As an example, a single integrated circuit may have one or multiple cores. The term core usually refers to the ability of logic on an integrated circuit to maintain an independent architecture state, where each independent architecture state is associated with at least some dedicated execution resources. As another example, a single integrated circuit or a single core may have multiple logical processors for executing multiple software threads, which is also referred to as a multi-threading integrated circuit or a multi-threading core. Multiple logical processors usually share common data caches, instruction caches, execution units, branch predictors, control logic, bus interfaces, and other processor resources, while maintaining a unique architecture state for each logical processor.
The ever increasing number of cores and logical processors on integrated circuits enables more software threads to be executed. However, the increase in the number of software threads that may be executed simultaneously has created problems with synchronizing data shared among the software threads. One common solution to accessing shared data in multiple core or multiple logical processor systems comprises the use of locks to guarantee mutual exclusion across multiple accesses to shared data. However, the ever increasing ability to execute multiple software threads potentially results in false contention and a serialization of execution.
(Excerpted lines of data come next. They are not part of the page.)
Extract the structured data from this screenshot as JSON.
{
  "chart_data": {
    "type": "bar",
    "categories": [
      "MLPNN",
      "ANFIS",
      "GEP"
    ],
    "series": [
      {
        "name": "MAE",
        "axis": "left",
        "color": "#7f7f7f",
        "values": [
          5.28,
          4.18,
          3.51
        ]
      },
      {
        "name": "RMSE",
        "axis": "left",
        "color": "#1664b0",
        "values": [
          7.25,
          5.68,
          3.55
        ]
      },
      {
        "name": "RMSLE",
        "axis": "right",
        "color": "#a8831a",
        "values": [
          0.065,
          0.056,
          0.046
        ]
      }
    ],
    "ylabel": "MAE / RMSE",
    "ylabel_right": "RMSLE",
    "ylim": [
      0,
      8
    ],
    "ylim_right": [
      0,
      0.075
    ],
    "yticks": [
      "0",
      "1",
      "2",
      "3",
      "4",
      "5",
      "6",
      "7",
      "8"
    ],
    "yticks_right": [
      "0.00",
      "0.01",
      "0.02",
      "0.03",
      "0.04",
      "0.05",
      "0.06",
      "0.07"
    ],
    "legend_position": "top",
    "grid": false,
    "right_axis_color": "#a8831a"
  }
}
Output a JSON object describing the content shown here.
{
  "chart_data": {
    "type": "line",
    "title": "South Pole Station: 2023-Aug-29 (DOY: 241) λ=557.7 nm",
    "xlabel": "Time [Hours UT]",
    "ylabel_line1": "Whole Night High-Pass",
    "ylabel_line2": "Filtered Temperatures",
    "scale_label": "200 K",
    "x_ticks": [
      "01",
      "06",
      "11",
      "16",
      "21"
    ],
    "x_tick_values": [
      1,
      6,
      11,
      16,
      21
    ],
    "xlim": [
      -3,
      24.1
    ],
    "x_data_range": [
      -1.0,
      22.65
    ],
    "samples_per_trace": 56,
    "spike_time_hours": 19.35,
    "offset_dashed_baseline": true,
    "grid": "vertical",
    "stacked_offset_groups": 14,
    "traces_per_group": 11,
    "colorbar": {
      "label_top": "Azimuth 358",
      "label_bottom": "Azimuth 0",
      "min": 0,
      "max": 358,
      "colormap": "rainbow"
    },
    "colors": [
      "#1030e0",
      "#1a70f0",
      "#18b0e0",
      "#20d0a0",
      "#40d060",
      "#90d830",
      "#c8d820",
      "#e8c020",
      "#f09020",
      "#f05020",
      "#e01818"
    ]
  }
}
Another solution is using transactional execution to access shared memory to execute instructions and operate on data. Often transactional execution includes speculatively executing a grouping of a plurality of micro-operations, operations, or instructions. During speculative execution of a transaction by a processor, core, or thread, the memory locations read from and written to are tracked to see if another processor, core, or thread accesses those locations. If another thread invalidly alters those locations, the transaction is restarted and it is re-executed from the beginning. Transaction execution potentially avoids deadlock associated with traditional locking mechanisms, provides error recovery, and makes fine-grained synchronization possible.
Previously, transactional execution has been implemented either fully in hardware, which requires complex and expensive logic but is relatively fast, or software, which is less expensive and more robust but incurs significant performance overhead in certain situations. For example, software transactional memory is able to efficiently execute nested transactions, but a significant amount of execution time and resources are wasted due to the instrumentation of memory accesses inside a transaction. The instrumentation is to ensure that different transaction accesses disjointed memory locations. For example, when a single thread is running, in certain cases, software transactional memory incurs a 2-3× performance overhead compared to a traditional lock based implementation. In software implemented systems typically the greatest overhead is found in tracking load accesses to locations and validating locations accessed before committing a transaction.
In contrast, in a hardware only transactional memory system, a transaction may be executed faster, as software is not needed to track each access; however, transaction size as well as functionality is sacrificed, because of the expensive and complex circuitry/logic required. Some recent research proposals have focused on forms of hybrid transactional execution where a transaction is first executed in hardware and, upon failure, executed in software. However, some performance features that are achieved through software still have to incur the overhead associated with executing the transaction in hardware first, before the advantages are realized.